Agentic and Coding Strengths Outpace Prior Versions

GLM-5.1, a post-training update to GLM-5 with unchanged parameters, prioritizes agentic workflows, making it superior for instruction following, debugging, planning, and staying on-task without deviation. It handles long-running tasks better than GLM-5 by taking context fully before acting and avoiding over-reasoning on simple prompts, resulting in snappier responses—ideal for production coding pipelines.
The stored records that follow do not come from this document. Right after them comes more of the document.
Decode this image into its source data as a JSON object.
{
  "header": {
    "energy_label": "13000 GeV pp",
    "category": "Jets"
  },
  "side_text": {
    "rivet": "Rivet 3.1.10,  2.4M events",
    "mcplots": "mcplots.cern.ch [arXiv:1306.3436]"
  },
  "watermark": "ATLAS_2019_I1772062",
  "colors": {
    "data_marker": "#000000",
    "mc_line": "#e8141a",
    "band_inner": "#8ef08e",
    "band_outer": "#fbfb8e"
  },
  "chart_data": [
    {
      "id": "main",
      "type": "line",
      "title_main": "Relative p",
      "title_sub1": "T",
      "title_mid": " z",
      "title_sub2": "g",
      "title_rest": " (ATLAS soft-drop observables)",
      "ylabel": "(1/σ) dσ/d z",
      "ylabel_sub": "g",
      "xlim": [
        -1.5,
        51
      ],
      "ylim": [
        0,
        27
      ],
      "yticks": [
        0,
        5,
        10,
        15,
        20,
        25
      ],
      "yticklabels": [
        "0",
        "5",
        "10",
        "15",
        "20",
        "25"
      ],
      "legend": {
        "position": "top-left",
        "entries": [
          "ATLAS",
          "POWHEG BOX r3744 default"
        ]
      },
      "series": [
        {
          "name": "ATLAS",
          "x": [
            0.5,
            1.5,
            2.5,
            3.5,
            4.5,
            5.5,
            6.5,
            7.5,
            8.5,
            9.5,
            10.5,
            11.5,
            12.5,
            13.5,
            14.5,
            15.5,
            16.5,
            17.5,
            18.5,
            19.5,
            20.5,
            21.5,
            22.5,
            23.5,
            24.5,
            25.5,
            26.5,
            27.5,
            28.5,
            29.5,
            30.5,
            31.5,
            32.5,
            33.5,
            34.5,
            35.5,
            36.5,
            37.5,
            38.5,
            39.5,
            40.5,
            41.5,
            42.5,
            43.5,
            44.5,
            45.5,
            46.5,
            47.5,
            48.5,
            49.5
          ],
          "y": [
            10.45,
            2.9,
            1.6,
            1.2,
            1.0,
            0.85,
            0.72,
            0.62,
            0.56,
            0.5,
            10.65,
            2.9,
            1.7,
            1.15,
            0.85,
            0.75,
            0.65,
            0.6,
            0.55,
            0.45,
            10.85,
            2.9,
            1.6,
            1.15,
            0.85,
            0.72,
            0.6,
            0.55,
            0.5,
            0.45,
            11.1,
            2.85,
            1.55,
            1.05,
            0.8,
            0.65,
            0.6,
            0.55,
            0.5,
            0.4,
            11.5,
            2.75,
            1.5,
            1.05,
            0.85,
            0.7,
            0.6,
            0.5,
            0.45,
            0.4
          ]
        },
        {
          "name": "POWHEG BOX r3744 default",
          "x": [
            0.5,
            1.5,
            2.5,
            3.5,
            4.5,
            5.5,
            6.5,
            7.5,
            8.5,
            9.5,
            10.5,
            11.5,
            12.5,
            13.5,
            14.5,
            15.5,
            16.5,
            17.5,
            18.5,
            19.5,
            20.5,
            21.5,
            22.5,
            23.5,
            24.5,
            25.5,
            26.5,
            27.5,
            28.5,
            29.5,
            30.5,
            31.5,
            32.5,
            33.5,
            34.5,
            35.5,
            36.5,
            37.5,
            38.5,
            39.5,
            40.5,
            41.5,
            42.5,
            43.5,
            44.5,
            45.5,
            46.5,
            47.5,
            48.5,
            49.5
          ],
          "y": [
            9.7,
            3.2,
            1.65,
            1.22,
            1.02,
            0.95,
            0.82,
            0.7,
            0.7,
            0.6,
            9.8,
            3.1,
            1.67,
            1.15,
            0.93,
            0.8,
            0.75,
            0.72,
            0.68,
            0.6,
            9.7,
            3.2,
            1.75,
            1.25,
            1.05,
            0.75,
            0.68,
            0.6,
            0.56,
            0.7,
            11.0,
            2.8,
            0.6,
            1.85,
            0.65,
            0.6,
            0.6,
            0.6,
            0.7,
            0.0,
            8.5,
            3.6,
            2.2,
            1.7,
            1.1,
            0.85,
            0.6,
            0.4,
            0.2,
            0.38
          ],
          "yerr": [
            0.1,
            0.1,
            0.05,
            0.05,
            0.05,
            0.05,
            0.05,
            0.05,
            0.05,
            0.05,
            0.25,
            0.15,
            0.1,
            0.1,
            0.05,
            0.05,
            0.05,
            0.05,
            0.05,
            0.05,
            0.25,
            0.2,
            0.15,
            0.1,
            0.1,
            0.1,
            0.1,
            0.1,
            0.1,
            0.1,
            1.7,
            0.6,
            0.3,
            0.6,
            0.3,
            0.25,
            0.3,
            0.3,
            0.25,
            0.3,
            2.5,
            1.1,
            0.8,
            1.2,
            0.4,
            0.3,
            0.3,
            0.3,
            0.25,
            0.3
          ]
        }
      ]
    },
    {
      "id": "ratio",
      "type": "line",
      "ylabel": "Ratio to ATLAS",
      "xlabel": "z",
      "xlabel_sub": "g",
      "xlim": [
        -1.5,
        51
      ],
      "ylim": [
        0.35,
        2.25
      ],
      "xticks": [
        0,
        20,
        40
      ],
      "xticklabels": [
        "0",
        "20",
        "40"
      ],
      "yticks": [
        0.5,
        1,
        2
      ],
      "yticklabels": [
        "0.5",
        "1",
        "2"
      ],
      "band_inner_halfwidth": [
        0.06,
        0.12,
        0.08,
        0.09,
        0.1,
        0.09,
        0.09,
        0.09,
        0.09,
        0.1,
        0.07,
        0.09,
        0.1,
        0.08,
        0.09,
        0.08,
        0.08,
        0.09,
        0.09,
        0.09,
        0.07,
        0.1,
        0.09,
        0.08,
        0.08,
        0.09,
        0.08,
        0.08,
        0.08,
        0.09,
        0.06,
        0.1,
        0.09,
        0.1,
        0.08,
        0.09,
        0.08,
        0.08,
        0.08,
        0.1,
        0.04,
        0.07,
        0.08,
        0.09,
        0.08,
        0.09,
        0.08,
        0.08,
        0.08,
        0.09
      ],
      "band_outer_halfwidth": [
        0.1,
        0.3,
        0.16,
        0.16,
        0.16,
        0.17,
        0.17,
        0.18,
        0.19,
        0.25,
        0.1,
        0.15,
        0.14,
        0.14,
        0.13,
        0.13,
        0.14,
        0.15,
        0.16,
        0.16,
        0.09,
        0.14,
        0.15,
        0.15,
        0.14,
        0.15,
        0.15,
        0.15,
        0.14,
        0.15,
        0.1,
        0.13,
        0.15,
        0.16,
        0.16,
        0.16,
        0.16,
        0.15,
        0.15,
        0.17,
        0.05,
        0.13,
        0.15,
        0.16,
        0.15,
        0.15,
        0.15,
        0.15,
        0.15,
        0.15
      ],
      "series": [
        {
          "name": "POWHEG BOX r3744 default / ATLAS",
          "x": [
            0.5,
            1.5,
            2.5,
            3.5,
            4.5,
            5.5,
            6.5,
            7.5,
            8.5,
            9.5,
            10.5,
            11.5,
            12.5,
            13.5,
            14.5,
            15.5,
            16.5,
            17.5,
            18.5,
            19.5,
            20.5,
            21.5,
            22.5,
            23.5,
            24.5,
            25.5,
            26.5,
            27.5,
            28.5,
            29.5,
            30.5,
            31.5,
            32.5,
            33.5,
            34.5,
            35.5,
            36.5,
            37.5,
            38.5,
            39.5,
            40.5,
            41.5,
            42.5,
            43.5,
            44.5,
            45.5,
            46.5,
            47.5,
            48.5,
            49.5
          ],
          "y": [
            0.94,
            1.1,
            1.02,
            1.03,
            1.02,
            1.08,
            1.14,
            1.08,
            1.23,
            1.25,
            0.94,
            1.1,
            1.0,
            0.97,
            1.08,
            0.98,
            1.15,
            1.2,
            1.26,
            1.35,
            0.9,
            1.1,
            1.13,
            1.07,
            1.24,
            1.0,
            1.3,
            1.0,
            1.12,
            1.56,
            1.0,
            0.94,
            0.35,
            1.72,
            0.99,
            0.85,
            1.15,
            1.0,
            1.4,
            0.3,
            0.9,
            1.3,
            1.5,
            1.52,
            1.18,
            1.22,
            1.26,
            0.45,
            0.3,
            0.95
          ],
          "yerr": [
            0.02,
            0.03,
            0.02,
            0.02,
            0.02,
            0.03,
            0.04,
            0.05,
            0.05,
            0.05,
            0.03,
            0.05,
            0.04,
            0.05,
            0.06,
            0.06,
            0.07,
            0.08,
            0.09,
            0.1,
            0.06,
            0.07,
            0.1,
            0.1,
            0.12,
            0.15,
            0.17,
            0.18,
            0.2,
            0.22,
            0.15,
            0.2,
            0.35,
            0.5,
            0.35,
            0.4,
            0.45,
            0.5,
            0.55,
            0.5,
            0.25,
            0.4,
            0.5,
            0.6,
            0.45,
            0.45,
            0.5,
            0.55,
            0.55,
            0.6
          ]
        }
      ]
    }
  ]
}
In agent setups like OpenClaw or kilo CLI, it self-fixes errors (e.g., running lint and iterating until code works), producing functional apps in one prompt: a Go terminal calculator with Bubble Tea, a Conbon app in Svelte with working database, and a movie tracker UI that outperforms Claude 3.5 Sonnet or o1 in completeness. For creative coding, it generates working floor plans, SVG pandas holding burgers, Three.js Pokeballs, Kandinsky-style Minecraft clones, flying butterflies in gardens, Rust CLI tools, and Blender scripts—all more focused and effective than GLM-5 or competitors like Codex.

This coding bias stems from heavy RLHF on code data, leading it to output HTML/code even for riddles (e.g., building a page for 'smoke' answer), but enhances reliability in tool-using agents.

Regressions Limit Non-Agentic Use

General chat weakens compared to GLM-5: it fails math questions, overuses code/HTML unnecessarily (triggered by system prompts like 'use codeblocks where necessary'), and feels less natural without agent scaffolding. Avoid for pure conversation or non-coding queries—pair with tools like OpenClaw to route math/tools externally.

Team acknowledged the code-overuse issue and may patch pre-release.

Benchmark Ranks and Cost Edge

Kingbench scores: 5th overall (regression in general tasks offsets agentic gains), 2nd on agentic leaderboard—insane for an open model challenging closed giants like Opus or Codex at fraction of cost.

Availability: Coding plan/API first (live ~12 hours post-video), weights soon after, no big launch. Switch to it for cheap, production-grade coding agents over pricier options.